C’è un nucleare diffuso, utilizzato in modo crescente in campo sanitario e industriale (la denuclearizzazione è un mito inconsistente) che richiede anch’esso un sistema sicuro e adeguato di stoccaggio dei rifiuti. C’è una assoluta disinformazione alimentata sui rifiuti e le scorie nucleari. A differenza del combustibile nucleare in attività, che presenta vari livelli di rischio, affrontati dalle soluzioni ingegneristiche negli impianti nucleari attivi, gli elementi radioattivi (rifiuti e scorie) una volta fuori dai reattori e stoccati in modo conforme a criteri di confinamento, ormai standardizzati, non presentano alcuno dei rischi che, comunemente, si attribuiscono alle scorie nucleari. Immobilizzate nei contenitori adatti di sicurezza quelle ad alta attività, o nelle matrici materiali e barriere ( ben 4 saranno quelle del deposito nazionale) utilizzate per separare le scorie dall’ambiente, quelle a bassa attività; la radioattività è un processo lento, direi pedante e confinato, di decadimento dell’energia in eccesso dei materiali radioattivi che non ha alcuna possibilità di rilascio esterno di emissione di radioattività.

E’ sorprendente e inspiegabile la distorsione comunicativa che circonda il concetto di “scoria nucleare”. Il cui rischio è assolutamente teorico, nei processi di stoccaggio standardizzati, e imparagonabile alla realtà di impatto ambientale di ogni altro tipo di rifiuto tossico, chimico, industriale o derivante dalla combustione nei processi energetici convenzionali (carbone, petrolio ecc).

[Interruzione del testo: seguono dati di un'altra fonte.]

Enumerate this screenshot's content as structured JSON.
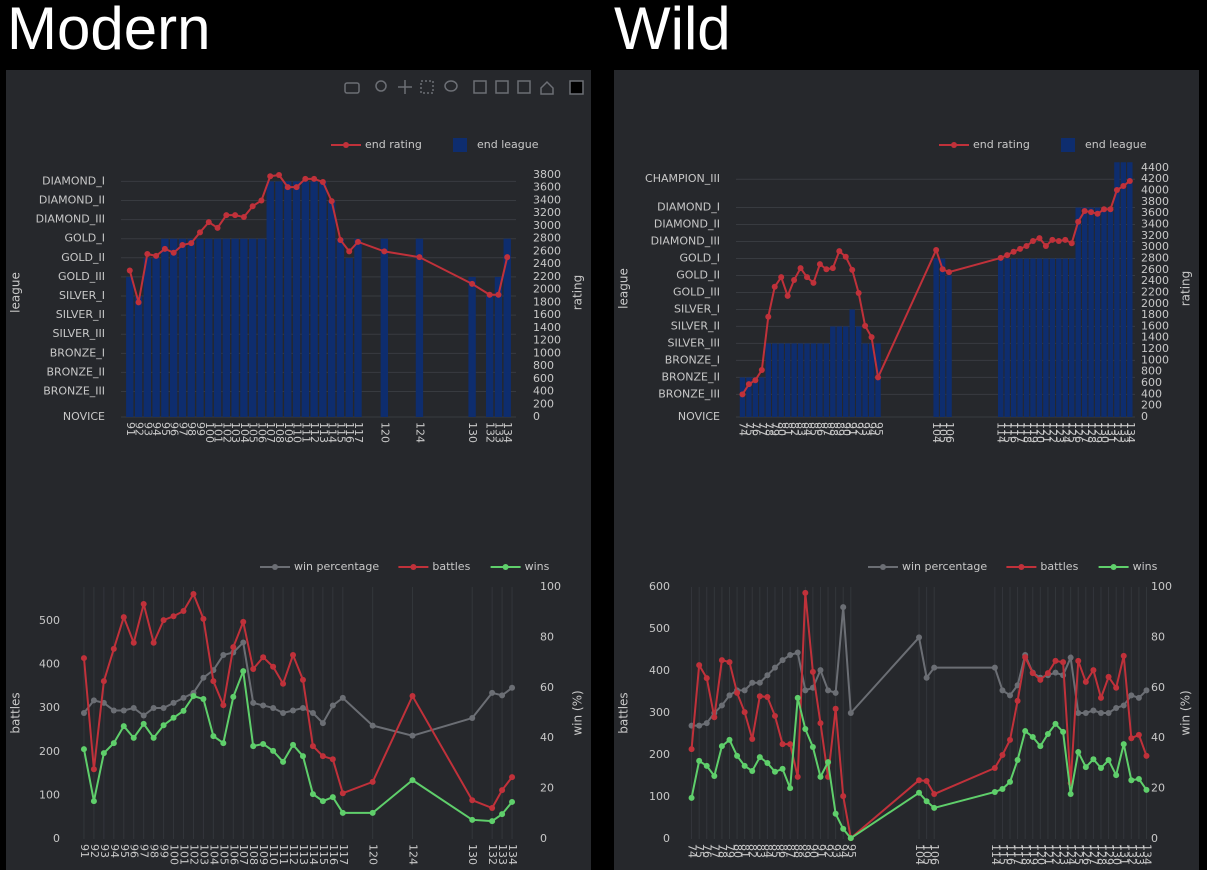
{
  "headings": [
    "Modern",
    "Wild"
  ],
  "chart_data": [
    {
      "type": "bar_line",
      "x": [
        91,
        92,
        93,
        94,
        95,
        96,
        97,
        98,
        99,
        100,
        101,
        102,
        103,
        104,
        105,
        106,
        107,
        108,
        109,
        110,
        111,
        112,
        113,
        114,
        115,
        116,
        117,
        120,
        124,
        130,
        132,
        133,
        134
      ],
      "xlim": [
        90,
        135
      ],
      "series": [
        {
          "name": "end rating",
          "kind": "line",
          "axis": "y2",
          "color": "#c0313a",
          "values": [
            2300,
            1800,
            2560,
            2530,
            2640,
            2580,
            2700,
            2730,
            2900,
            3060,
            2970,
            3170,
            3170,
            3140,
            3310,
            3400,
            3780,
            3800,
            3610,
            3610,
            3740,
            3740,
            3690,
            3390,
            2780,
            2600,
            2750,
            2600,
            2510,
            2090,
            1920,
            1920,
            2510
          ]
        },
        {
          "name": "end league",
          "kind": "bar",
          "color": "#0e2d6e",
          "values": [
            2200,
            1900,
            2500,
            2500,
            2800,
            2800,
            2800,
            2800,
            2800,
            2800,
            2800,
            2800,
            2800,
            2800,
            2800,
            2800,
            3700,
            3700,
            3700,
            3700,
            3700,
            3700,
            3700,
            3400,
            2800,
            2500,
            2800,
            2800,
            2800,
            2200,
            1900,
            2200,
            2800
          ]
        }
      ],
      "y_label": "league",
      "y2_label": "rating",
      "ylim": [
        0,
        3910
      ],
      "yticks": [
        {
          "value": 0,
          "label": "NOVICE"
        },
        {
          "value": 400,
          "label": "BRONZE_III"
        },
        {
          "value": 700,
          "label": "BRONZE_II"
        },
        {
          "value": 1000,
          "label": "BRONZE_I"
        },
        {
          "value": 1300,
          "label": "SILVER_III"
        },
        {
          "value": 1600,
          "label": "SILVER_II"
        },
        {
          "value": 1900,
          "label": "SILVER_I"
        },
        {
          "value": 2200,
          "label": "GOLD_III"
        },
        {
          "value": 2500,
          "label": "GOLD_II"
        },
        {
          "value": 2800,
          "label": "GOLD_I"
        },
        {
          "value": 3100,
          "label": "DIAMOND_III"
        },
        {
          "value": 3400,
          "label": "DIAMOND_II"
        },
        {
          "value": 3700,
          "label": "DIAMOND_I"
        }
      ],
      "y2lim": [
        0,
        3910
      ],
      "y2ticks": [
        0,
        200,
        400,
        600,
        800,
        1000,
        1200,
        1400,
        1600,
        1800,
        2000,
        2200,
        2400,
        2600,
        2800,
        3000,
        3200,
        3400,
        3600,
        3800
      ],
      "ygrid": true,
      "xgrid": false,
      "legend": "top-right"
    },
    {
      "type": "line",
      "x": [
        91,
        92,
        93,
        94,
        95,
        96,
        97,
        98,
        99,
        100,
        101,
        102,
        103,
        104,
        105,
        106,
        107,
        108,
        109,
        110,
        111,
        112,
        113,
        114,
        115,
        116,
        117,
        120,
        124,
        130,
        132,
        133,
        134
      ],
      "xlim": [
        90,
        135
      ],
      "series": [
        {
          "name": "win percentage",
          "kind": "line",
          "axis": "y2",
          "color": "#6b6e74",
          "values": [
            50,
            55,
            54,
            51,
            51,
            52,
            49,
            52,
            52,
            54,
            56,
            58,
            64,
            67,
            73,
            74,
            78,
            54,
            53,
            52,
            50,
            51,
            52,
            50,
            46,
            53,
            56,
            45,
            41,
            48,
            58,
            57,
            60
          ]
        },
        {
          "name": "battles",
          "kind": "line",
          "color": "#c0313a",
          "values": [
            415,
            160,
            362,
            436,
            509,
            450,
            539,
            450,
            502,
            511,
            523,
            562,
            505,
            362,
            307,
            440,
            498,
            390,
            417,
            395,
            356,
            422,
            365,
            213,
            190,
            183,
            105,
            131,
            328,
            89,
            71,
            112,
            142
          ]
        },
        {
          "name": "wins",
          "kind": "line",
          "color": "#5fcf6b",
          "values": [
            206,
            87,
            197,
            220,
            259,
            232,
            264,
            232,
            261,
            278,
            294,
            328,
            321,
            236,
            220,
            326,
            385,
            213,
            218,
            202,
            177,
            216,
            190,
            103,
            87,
            96,
            60,
            60,
            135,
            44,
            41,
            57,
            85
          ]
        }
      ],
      "y_label": "battles",
      "y2_label": "win (%)",
      "ylim": [
        0,
        578
      ],
      "yticks": [
        0,
        100,
        200,
        300,
        400,
        500
      ],
      "y2lim": [
        0,
        100
      ],
      "y2ticks": [
        0,
        20,
        40,
        60,
        80,
        100
      ],
      "ygrid": false,
      "xgrid": true,
      "legend": "top-right"
    },
    {
      "type": "bar_line",
      "x": [
        74,
        75,
        76,
        77,
        78,
        79,
        80,
        81,
        82,
        83,
        84,
        85,
        86,
        87,
        88,
        89,
        90,
        91,
        92,
        93,
        94,
        95,
        104,
        105,
        106,
        114,
        115,
        116,
        117,
        118,
        119,
        120,
        121,
        122,
        123,
        124,
        125,
        126,
        127,
        128,
        129,
        130,
        131,
        132,
        133,
        134
      ],
      "xlim": [
        73,
        134.8
      ],
      "series": [
        {
          "name": "end rating",
          "kind": "line",
          "axis": "y2",
          "color": "#c0313a",
          "values": [
            400,
            580,
            650,
            830,
            1770,
            2300,
            2470,
            2140,
            2420,
            2630,
            2470,
            2370,
            2700,
            2610,
            2630,
            2930,
            2830,
            2600,
            2190,
            1610,
            1410,
            700,
            2950,
            2610,
            2560,
            2810,
            2860,
            2920,
            2970,
            3020,
            3110,
            3160,
            3020,
            3130,
            3110,
            3130,
            3070,
            3450,
            3640,
            3620,
            3590,
            3670,
            3670,
            4010,
            4080,
            4170
          ]
        },
        {
          "name": "end league",
          "kind": "bar",
          "color": "#0e2d6e",
          "values": [
            700,
            700,
            700,
            700,
            1300,
            1300,
            1300,
            1300,
            1300,
            1300,
            1300,
            1300,
            1300,
            1300,
            1600,
            1600,
            1600,
            1900,
            1600,
            1300,
            1300,
            1300,
            2800,
            2800,
            2500,
            2800,
            2800,
            2800,
            2800,
            2800,
            2800,
            2800,
            2800,
            2800,
            2800,
            2800,
            2800,
            3700,
            3700,
            3700,
            3700,
            3700,
            3700,
            4500,
            4500,
            4500
          ]
        }
      ],
      "y_label": "league",
      "y2_label": "rating",
      "ylim": [
        0,
        4540
      ],
      "yticks": [
        {
          "value": 0,
          "label": "NOVICE"
        },
        {
          "value": 400,
          "label": "BRONZE_III"
        },
        {
          "value": 700,
          "label": "BRONZE_II"
        },
        {
          "value": 1000,
          "label": "BRONZE_I"
        },
        {
          "value": 1300,
          "label": "SILVER_III"
        },
        {
          "value": 1600,
          "label": "SILVER_II"
        },
        {
          "value": 1900,
          "label": "SILVER_I"
        },
        {
          "value": 2200,
          "label": "GOLD_III"
        },
        {
          "value": 2500,
          "label": "GOLD_II"
        },
        {
          "value": 2800,
          "label": "GOLD_I"
        },
        {
          "value": 3100,
          "label": "DIAMOND_III"
        },
        {
          "value": 3400,
          "label": "DIAMOND_II"
        },
        {
          "value": 3700,
          "label": "DIAMOND_I"
        },
        {
          "value": 4200,
          "label": "CHAMPION_III"
        }
      ],
      "y2lim": [
        0,
        4540
      ],
      "y2ticks": [
        0,
        200,
        400,
        600,
        800,
        1000,
        1200,
        1400,
        1600,
        1800,
        2000,
        2200,
        2400,
        2600,
        2800,
        3000,
        3200,
        3400,
        3600,
        3800,
        4000,
        4200,
        4400
      ],
      "ygrid": true,
      "xgrid": false,
      "legend": "top-right"
    },
    {
      "type": "line",
      "x": [
        74,
        75,
        76,
        77,
        78,
        79,
        80,
        81,
        82,
        83,
        84,
        85,
        86,
        87,
        88,
        89,
        90,
        91,
        92,
        93,
        94,
        95,
        104,
        105,
        106,
        114,
        115,
        116,
        117,
        118,
        119,
        120,
        121,
        122,
        123,
        124,
        125,
        126,
        127,
        128,
        129,
        130,
        131,
        132,
        133,
        134
      ],
      "xlim": [
        73,
        134.2
      ],
      "series": [
        {
          "name": "win percentage",
          "kind": "line",
          "axis": "y2",
          "color": "#6b6e74",
          "values": [
            45,
            45,
            46,
            50,
            53,
            57,
            59,
            59,
            62,
            62,
            65,
            68,
            71,
            73,
            74,
            59,
            60,
            67,
            59,
            58,
            92,
            50,
            80,
            64,
            68,
            68,
            59,
            57,
            61,
            73,
            66,
            64,
            65,
            66,
            65,
            72,
            50,
            50,
            51,
            50,
            50,
            52,
            53,
            57,
            56,
            59
          ]
        },
        {
          "name": "battles",
          "kind": "line",
          "color": "#c0313a",
          "values": [
            214,
            414,
            383,
            290,
            426,
            421,
            348,
            302,
            238,
            340,
            338,
            293,
            226,
            226,
            148,
            586,
            398,
            276,
            148,
            310,
            102,
            2,
            140,
            138,
            107,
            169,
            200,
            236,
            329,
            433,
            395,
            379,
            395,
            424,
            421,
            133,
            424,
            374,
            402,
            336,
            386,
            360,
            436,
            240,
            248,
            198
          ]
        },
        {
          "name": "wins",
          "kind": "line",
          "color": "#5fcf6b",
          "values": [
            98,
            186,
            174,
            150,
            221,
            236,
            198,
            174,
            162,
            195,
            181,
            160,
            167,
            121,
            336,
            262,
            219,
            148,
            183,
            60,
            24,
            2,
            110,
            90,
            74,
            112,
            119,
            136,
            188,
            257,
            243,
            221,
            250,
            274,
            255,
            107,
            207,
            171,
            190,
            169,
            188,
            152,
            226,
            140,
            143,
            117
          ]
        }
      ],
      "y_label": "battles",
      "y2_label": "win (%)",
      "ylim": [
        0,
        600
      ],
      "yticks": [
        0,
        100,
        200,
        300,
        400,
        500,
        600
      ],
      "y2lim": [
        0,
        100
      ],
      "y2ticks": [
        0,
        20,
        40,
        60,
        80,
        100
      ],
      "ygrid": false,
      "xgrid": true,
      "legend": "top-right"
    }
  ]
}
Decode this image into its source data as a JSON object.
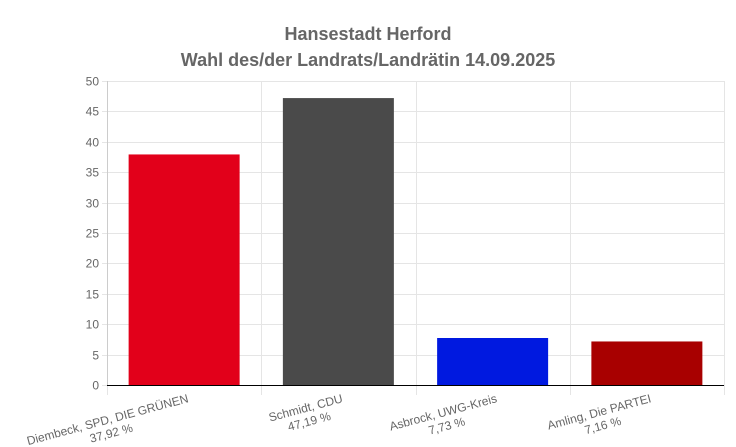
{
  "chart_data": {
    "type": "bar",
    "title_lines": [
      "Hansestadt Herford",
      "Wahl des/der Landrats/Landrätin 14.09.2025"
    ],
    "categories": [
      {
        "name": "Diembeck, SPD, DIE GRÜNEN",
        "pct_label": "37,92 %"
      },
      {
        "name": "Schmidt, CDU",
        "pct_label": "47,19 %"
      },
      {
        "name": "Asbrock, UWG-Kreis",
        "pct_label": "7,73 %"
      },
      {
        "name": "Amling, Die PARTEI",
        "pct_label": "7,16 %"
      }
    ],
    "values": [
      37.92,
      47.19,
      7.73,
      7.16
    ],
    "colors": [
      "#e2001a",
      "#4a4a4a",
      "#0019e0",
      "#a80000"
    ],
    "ylim": [
      0,
      50
    ],
    "yticks": [
      0,
      5,
      10,
      15,
      20,
      25,
      30,
      35,
      40,
      45,
      50
    ],
    "grid": true,
    "xlabel": "",
    "ylabel": ""
  }
}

Il terzo paradosso è quello economico. Il Deposito Nazionale sarà, di gran lunga, la più grande e qualificata infrastruttura singola degli ultimi decenni. L’investimento complessivo è di circa 1,5 miliardi di euro (700 milioni in infrastrutture esterne e interne, 650 milioni in progettazione e costruzione e 150 milioni per il parco tecnologico). L’occupazione prevista è di 1500 addetti l’anno, per 4 anni, nella costruzione e di 700 per l’esercizio.

L’investimento è finanziato dalla componente A2 della tariffa energetica. Ma si tratta, in gran parte, di tariffa che va a sostituire quelle attuali per il mantenimento in esercizio di sicurezza degli impianti nucleari disattivati che si ritarda a smantellare. E, quota parte, è ripagata dai costi di conferimento dei rifiuti nucleari crescenti in ambiti non energetici (sanità, industria, agricoltura, ricerca ecc).

Insomma il deposito nucleare ha tutte le caratteristiche di un buon e positivo affare, utile e necessario a detta di tutti e, persino, senza problemi di compatibilità finanziaria. Perché non si fa?